Preacher And Prayer, E. M. Bounds
Much Prayer the Price of Unction
All the minister’s efforts will be vanity or worse than vanity if he have not unction. Unction must come down from heaven and spread a savor and feeling and relish over his ministry; and among the other means of qualifying himself for his office, the Bible must hold the first place, and the last also must be given to the Word of God and prayer.—Richard Cecil
IN the Christian system unction is the anointing of the Holy Ghost, separating unto God’s work and qualifying for it. This unction is the one divine enablement by which the preacher accomplishes the peculiar and saving ends of preaching. Without this unction there are no true spiritual results accomplished; the results and forces in preaching do not rise above the results of unsanctified speech. Without unction the former is as potent as the pulpit.
This divine unction on the preacher generates through the Word of God the spiritual results that flow from the gospel; and without this unction, these results are not secured. Many pleasant impressions may be made, but these all fall far below the ends of gospel preaching. This unction may be simulated. There are many things that look like it, there are many results that resemble its effects; but they are foreign to its results and to its nature. The fervor or softness excited by a pathetic or emotional sermon may look like the movements of the divine unction, but they have no pungent, perpetrating heart-breaking force. No heart-healing balm is there in these surface, sympathetic, emotional movements; they are not radical, neither sin-searching nor sin-curing.
This divine unction is the one distinguishing feature that separates true gospel preaching from all other methods of presenting truth. It backs and interpenetrates the revealed truth with all the force of God. It illumines the Word and broadens and enrichens the intellect and empowers it to grasp and apprehend the Word. It qualifies the preacher’s heart, and brings it to that condition of tenderness, of purity, of force and light that are necessary to secure the highest results. This unction gives to the preacher liberty and enlargement of thought and soul—a freedom, fullness, and directness of utterance that can be secured by no other process.
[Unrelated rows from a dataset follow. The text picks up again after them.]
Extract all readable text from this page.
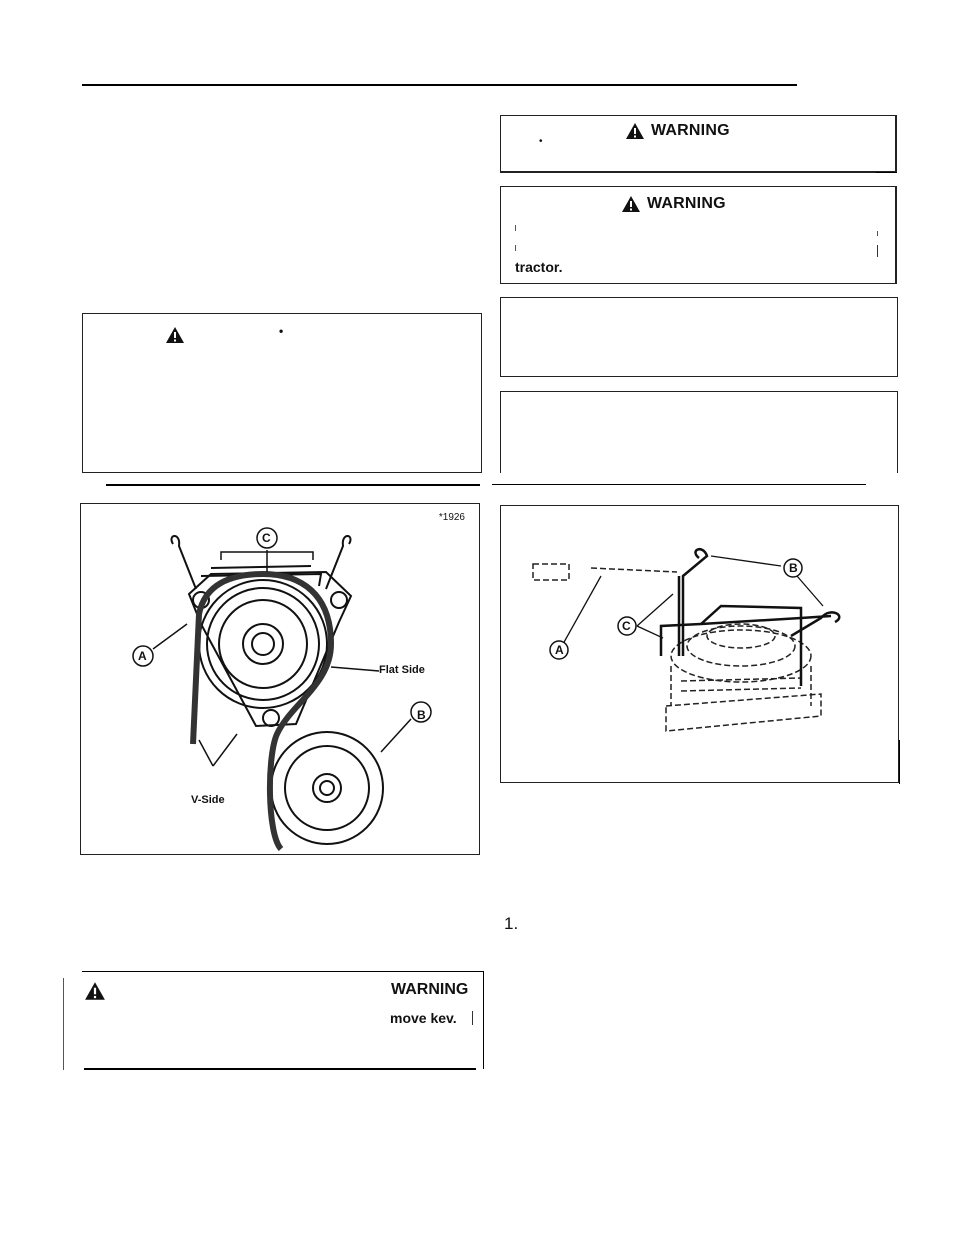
•
WARNING
WARNING
tractor.
•
*1926
A
B
C
Flat Side
V-Side
A
C
B
1.
WARNING
move kev.
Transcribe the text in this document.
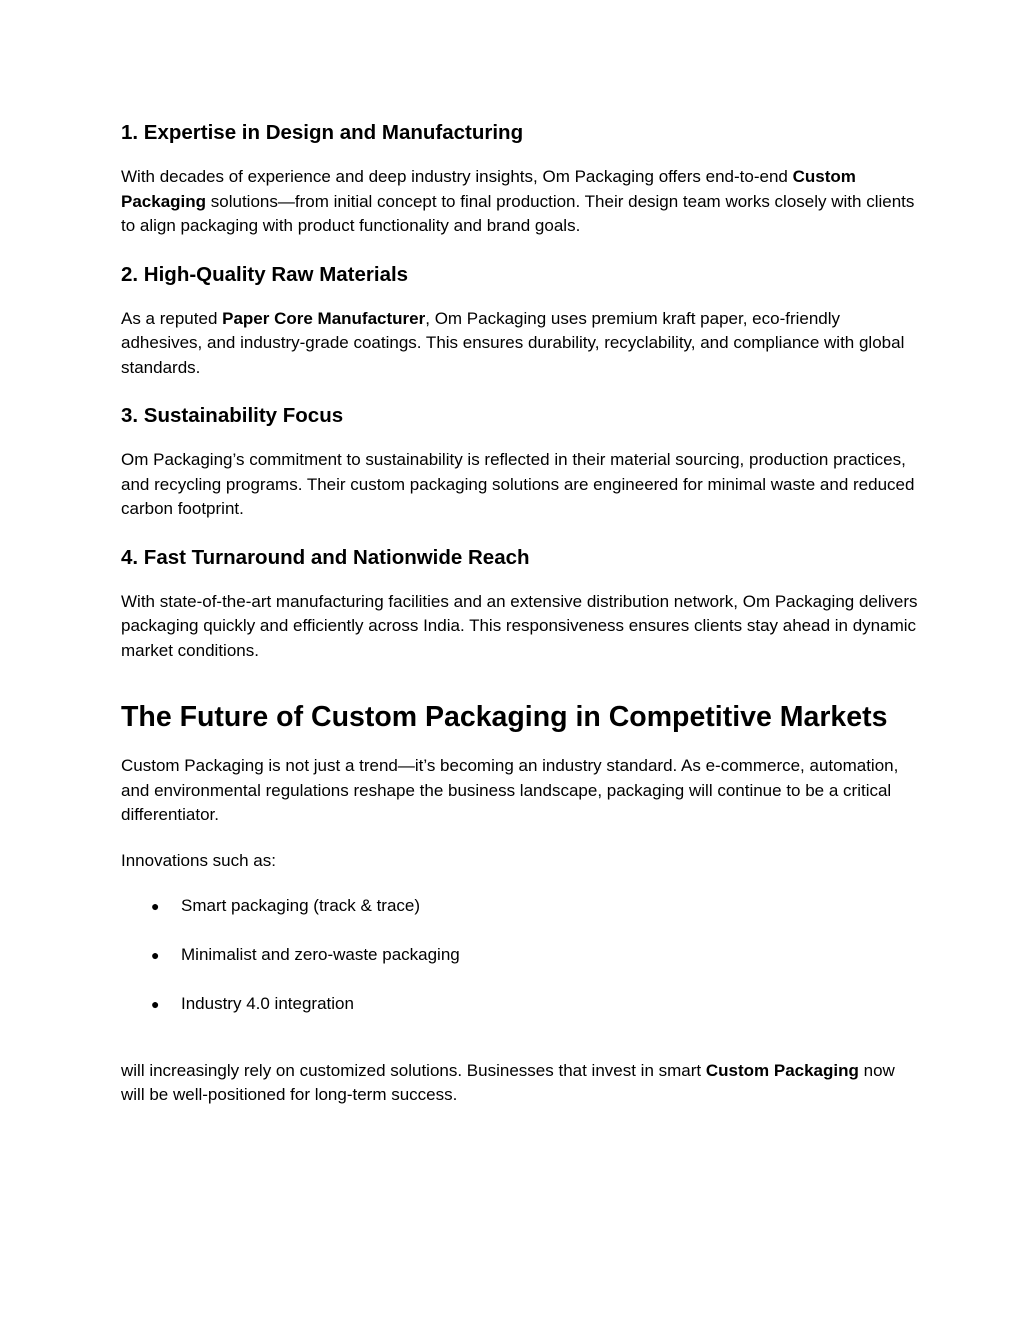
1. Expertise in Design and Manufacturing

With decades of experience and deep industry insights, Om Packaging offers end-to-end Custom Packaging solutions—from initial concept to final production. Their design team works closely with clients to align packaging with product functionality and brand goals.

2. High-Quality Raw Materials

As a reputed Paper Core Manufacturer, Om Packaging uses premium kraft paper, eco-friendly adhesives, and industry-grade coatings. This ensures durability, recyclability, and compliance with global standards.

3. Sustainability Focus

Om Packaging’s commitment to sustainability is reflected in their material sourcing, production practices, and recycling programs. Their custom packaging solutions are engineered for minimal waste and reduced carbon footprint.

4. Fast Turnaround and Nationwide Reach

With state-of-the-art manufacturing facilities and an extensive distribution network, Om Packaging delivers packaging quickly and efficiently across India. This responsiveness ensures clients stay ahead in dynamic market conditions.

The Future of Custom Packaging in Competitive Markets

Custom Packaging is not just a trend—it’s becoming an industry standard. As e-commerce, automation, and environmental regulations reshape the business landscape, packaging will continue to be a critical differentiator.

Innovations such as:

● Smart packaging (track & trace)
● Minimalist and zero-waste packaging
● Industry 4.0 integration

will increasingly rely on customized solutions. Businesses that invest in smart Custom Packaging now will be well-positioned for long-term success.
Without this unction on the preacher the gospel has no more power to propagate itself than any other system of truth. This is the seal of its divinity. Unction in the preacher puts God in the gospel. Without the unction, God is absent, and the gospel is left to the low and unsatisfactory forces that the ingenuity, interest, or talents of men can devise to enforce and project its doctrines.
It is in this element that the pulpit oftener fails than in any other element. Just at this all-important point it lapses. Learning it may have, brilliancy and eloquence may delight and charm, sensation or less offensive methods may bring the populace in crowds, mental power may impress and enforce truth with all its resources; but without this unction, each and all these will be but as the fretful assault of the waters on a Gibraltar. Spray and foam may cover and spangle; but the rocks are there still, unimpressed and unimpressible. The human heart can no more be swept of its hardness and sin by these human forces than these rocks can be swept away by the ocean’s ceaseless flow.
This unction is the consecration force, and its presence the continuous test of that consecration. It is this divine anointing on the preacher that secures his consecration to God and his work. Other forces and motives may call him to the work, but this only is consecration. A separation to God’s work by the power of the Holy Spirit is the only consecration recognized by God as legitimate.
The unction, the divine unction, this heavenly anointing, is what the pulpit needs and must have. This divine and heavenly oil put on it by the imposition of God’s hand must soften and lubricate the whole man—heart, head, spirit—until it separates him with a mighty separation from all earthly, secular, worldly, selfish motives and aims, separating him to everything that is pure and Godlike.
It is the presence of this unction on the preacher that creates the stir and friction in many a congregation. The same truths have been told in the strictness of the letter, but no ruffle has been seen, no pain or pulsation felt. All is quiet as a graveyard. Another preacher comes, and this mysterious influence is on him; the letter of the Word has been fired by the Spirit, the throes of a mighty movement are felt, it is the unction that pervades and stirs the conscience and breaks the heart. Unctionless preaching makes everything hard, dry, acrid, dead.
This unction is not a memory or an era of the past only; it is a present, realized, conscious fact. It belongs to the experience of the man as well as to his preaching. It is that which transforms him into the image of his divine Master, as well as that by which he declares the truths of Christ with power. It is so much the power in the ministry as to make all else seem feeble and vain without it, and by its presence to atone for the absence of all other and feebler forces.
This unction is not an inalienable gift. It is a conditional gift, and its presence is perpetuated and increased by the same process by which it was at first secured; by unceasing prayer to God, by impassioned desires after God, by estimating it, by seeking it with tireless ardor, by deeming all else loss and failure without it.
How and whence comes this unction? Direct from God in answer to prayer. Praying hearts only are the hearts filled with this holy oil; praying lips only are anointed with this divine unction.
Prayer, much prayer, is the price of preaching unction; prayer, much prayer, is the one, sole condition of keeping this unction. Without unceasing prayer the unction never comes to the preacher. Without perseverance in prayer, the unction, like the manna overkept, breeds worms.